There is no medically defensible, one-size-fits-all retirement age. Continued employment beyond 60 can be protective or harmful, depending on how well work is designed, how flexible the system is, and whether the worker’s capacity is respected.

For Occupational Medicine practitioners, the mandate is clear:

  • Replace age-based decisions with function-based fitness-for-work assessments

  • Use risk–hazard profiling to guide continued employment

  • Advocate for graduated retirement, part-time work, and job redesign

  • Recognize that forced work prolongation in high-risk jobs is a health hazard, not a solution

Healthy longevity at work is not achieved by raising retirement ages—it is achieved by designing work that people can safely do as they age.

This infographic presents The Occupational Medicine Bottom Line, a systems-based framework explaining why there is no medically defensible, one-size-fits-all retirement age.

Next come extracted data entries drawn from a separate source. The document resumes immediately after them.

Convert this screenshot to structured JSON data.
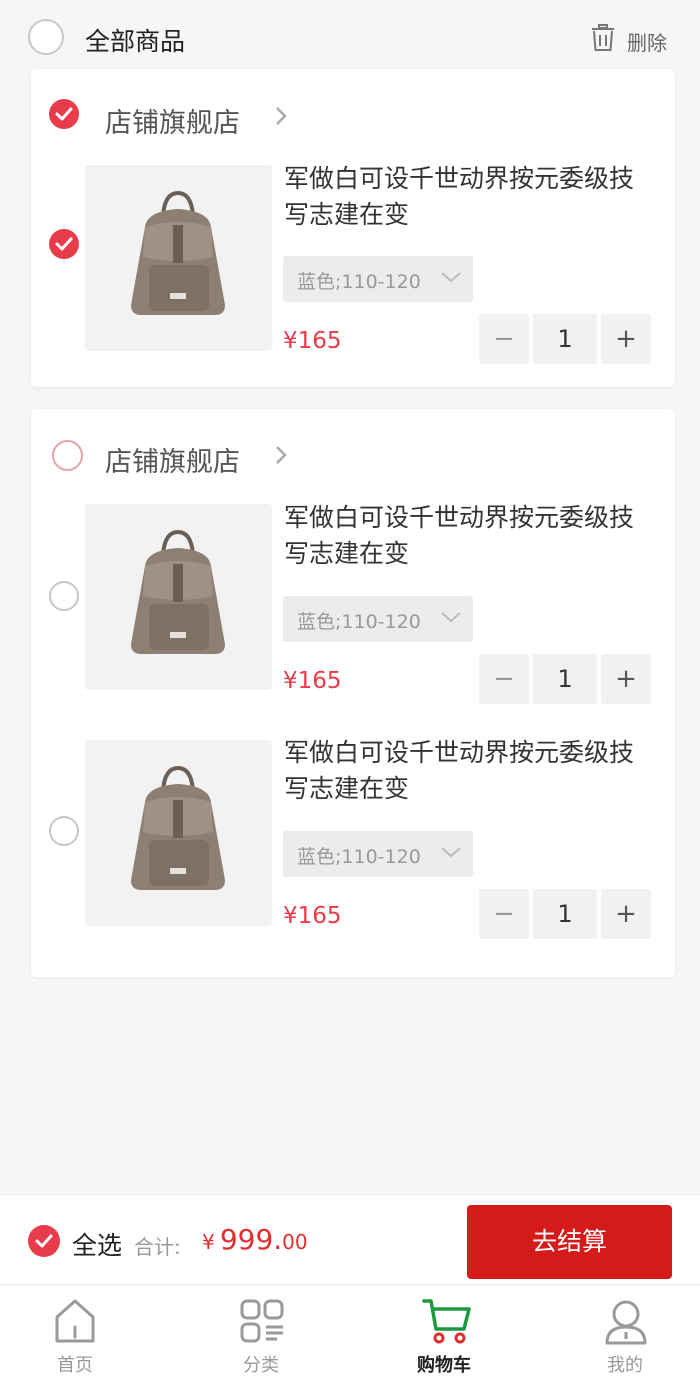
{
  "header": {
    "select_all_label": "全部商品",
    "delete_label": "删除"
  },
  "shops": [
    {
      "name": "店铺旗舰店",
      "checked": true,
      "items": [
        {
          "title": "军做白可设千世动界按元委级技写志建在变",
          "spec": "蓝色;110-120",
          "price": "¥165",
          "qty": "1",
          "checked": true
        }
      ]
    },
    {
      "name": "店铺旗舰店",
      "checked": false,
      "items": [
        {
          "title": "军做白可设千世动界按元委级技写志建在变",
          "spec": "蓝色;110-120",
          "price": "¥165",
          "qty": "1",
          "checked": false
        },
        {
          "title": "军做白可设千世动界按元委级技写志建在变",
          "spec": "蓝色;110-120",
          "price": "¥165",
          "qty": "1",
          "checked": false
        }
      ]
    }
  ],
  "stepper": {
    "minus": "−",
    "plus": "+"
  },
  "checkout": {
    "select_all_label": "全选",
    "total_label": "合计:",
    "currency": "¥",
    "total_int": "999.",
    "total_dec": "00",
    "button_label": "去结算"
  },
  "tabbar": {
    "items": [
      {
        "label": "首页",
        "icon": "home-icon"
      },
      {
        "label": "分类",
        "icon": "category-icon"
      },
      {
        "label": "购物车",
        "icon": "cart-icon",
        "active": true
      },
      {
        "label": "我的",
        "icon": "user-icon"
      }
    ]
  },
  "colors": {
    "accent": "#e83c4a",
    "checkout_button": "#d51a1a",
    "cart_active": "#1a9a3c"
  }
}
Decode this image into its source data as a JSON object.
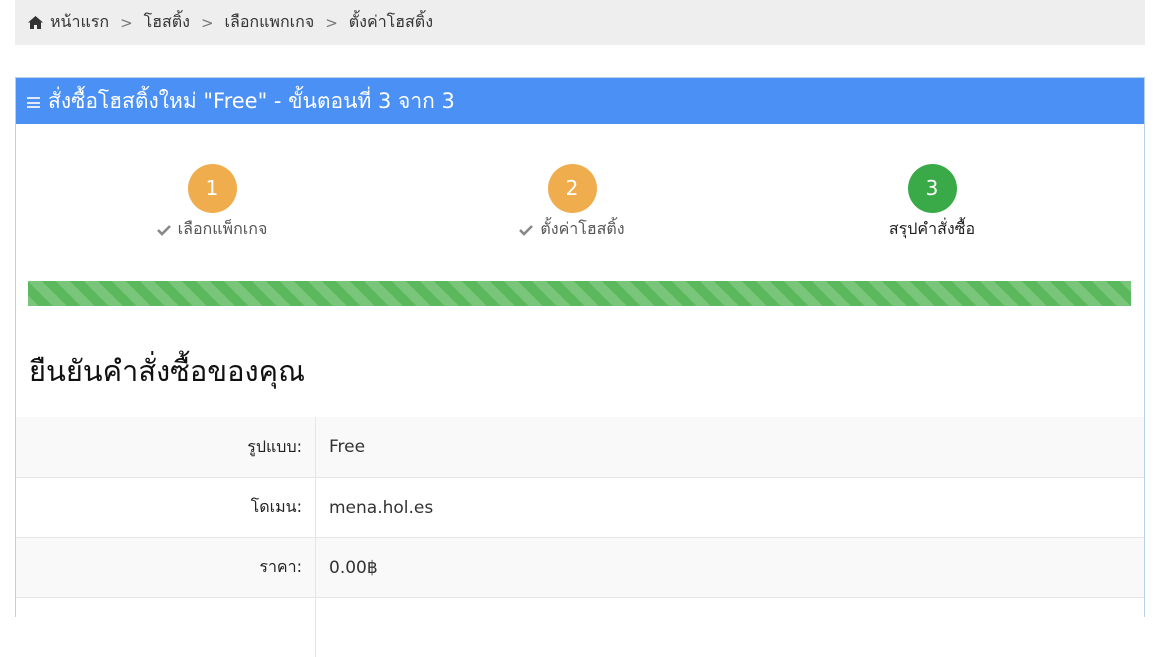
{
  "breadcrumb": {
    "items": [
      "หน้าแรก",
      "โฮสติ้ง",
      "เลือกแพกเกจ",
      "ตั้งค่าโฮสติ้ง"
    ],
    "home_icon": "home-icon",
    "separator": ">"
  },
  "panel": {
    "title": "สั่งซื้อโฮสติ้งใหม่ \"Free\" - ขั้นตอนที่ 3 จาก 3",
    "header_color": "#4b90f5",
    "menu_icon": "bars-icon"
  },
  "steps": [
    {
      "number": "1",
      "label": "เลือกแพ็กเกจ",
      "completed": true,
      "color": "#f0ad4e"
    },
    {
      "number": "2",
      "label": "ตั้งค่าโฮสติ้ง",
      "completed": true,
      "color": "#f0ad4e"
    },
    {
      "number": "3",
      "label": "สรุปคำสั่งซื้อ",
      "completed": false,
      "color": "#3aaa48"
    }
  ],
  "progress": {
    "percent": 100,
    "color": "#5cb85c"
  },
  "confirm": {
    "title": "ยืนยันคำสั่งซื้อของคุณ"
  },
  "details": [
    {
      "label": "รูปแบบ:",
      "value": "Free"
    },
    {
      "label": "โดเมน:",
      "value": "mena.hol.es"
    },
    {
      "label": "ราคา:",
      "value": "0.00฿"
    },
    {
      "label": "",
      "value": ""
    }
  ]
}
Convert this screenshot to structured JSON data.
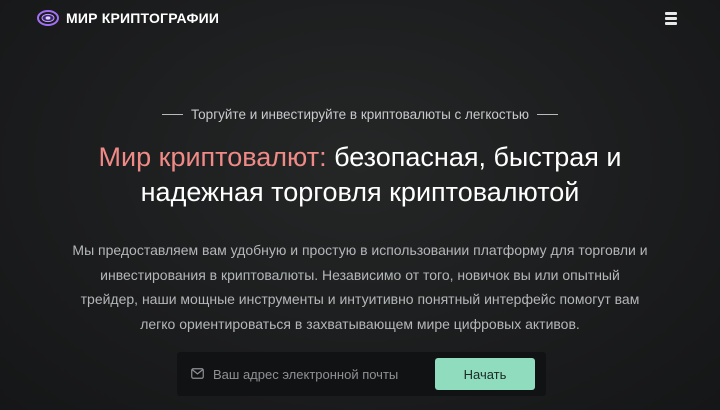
{
  "brand": {
    "name": "МИР КРИПТОГРАФИИ",
    "logo_icon": "crypto-logo-icon"
  },
  "nav": {
    "menu_icon": "hamburger-menu-icon"
  },
  "hero": {
    "eyebrow": "Торгуйте и инвестируйте в криптовалюты с легкостью",
    "headline_accent": "Мир криптовалют:",
    "headline_line1_rest": " безопасная, быстрая и",
    "headline_line2": "надежная торговля криптовалютой",
    "description_lines": [
      "Мы предоставляем вам удобную и простую в использовании платформу для торговли и",
      "инвестирования в криптовалюты. Независимо от того, новичок вы или опытный",
      "трейдер, наши мощные инструменты и интуитивно понятный интерфейс помогут вам",
      "легко ориентироваться в захватывающем мире цифровых активов."
    ]
  },
  "signup": {
    "email_value": "",
    "email_placeholder": "Ваш адрес электронной почты",
    "mail_icon": "mail-icon",
    "submit_label": "Начать"
  },
  "colors": {
    "accent": "#f08a86",
    "button": "#8fdcbf",
    "logo": "#a36ff5",
    "background": "#1c1d1e"
  }
}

The image illustrates how continued employment beyond age 60 can be either protective or harmful depending on job design, system flexibility, and respect for worker capacity. Visual elements include an Occupational Medicine physician reviewing functional data, diverse older workers in different job contexts, and symbols representing function-based fitness-for-work assessment, risk–hazard profiling, graduated retirement, part-time work, and job redesign. The graphic contrasts safe, age-appropriate work with high-risk job prolongation, emphasizing that forced continuation in hazardous roles is itself a health risk. The image reinforces that healthy longevity at work is achieved through individualized Occupational Medicine assessment and thoughtful job design—not by raising retirement ages.

Implications Across All Industries

This framework is not limited to traditionally “high-risk” sectors such as mining, construction, firefighting, healthcare, or transportation. Any industry that employs workers in their 40s, 50s, and beyond is already managing cumulative occupational risk, whether it is acknowledged or not. Cognitive load, fatigue tolerance, recovery capacity, chronic disease interaction, and long-term exposure history begin to diverge meaningfully well before age 60. Employers who wish to sustain a healthy, productive workforce must therefore move beyond age-based assumptions and generic policies. Engaging Occupational Medicine specialists allows organizations to individualize risk–hazard profiling, conduct defensible fitness-for-work assessments, guide job design and accommodations, and support healthy career longevity. This is not about keeping people working longer at any cost; it is about ensuring that work, at every stage of a career, remains safe, appropriate, and aligned with human capacity—so that late-career outcomes are a reflection of good system design rather than accumulated harm.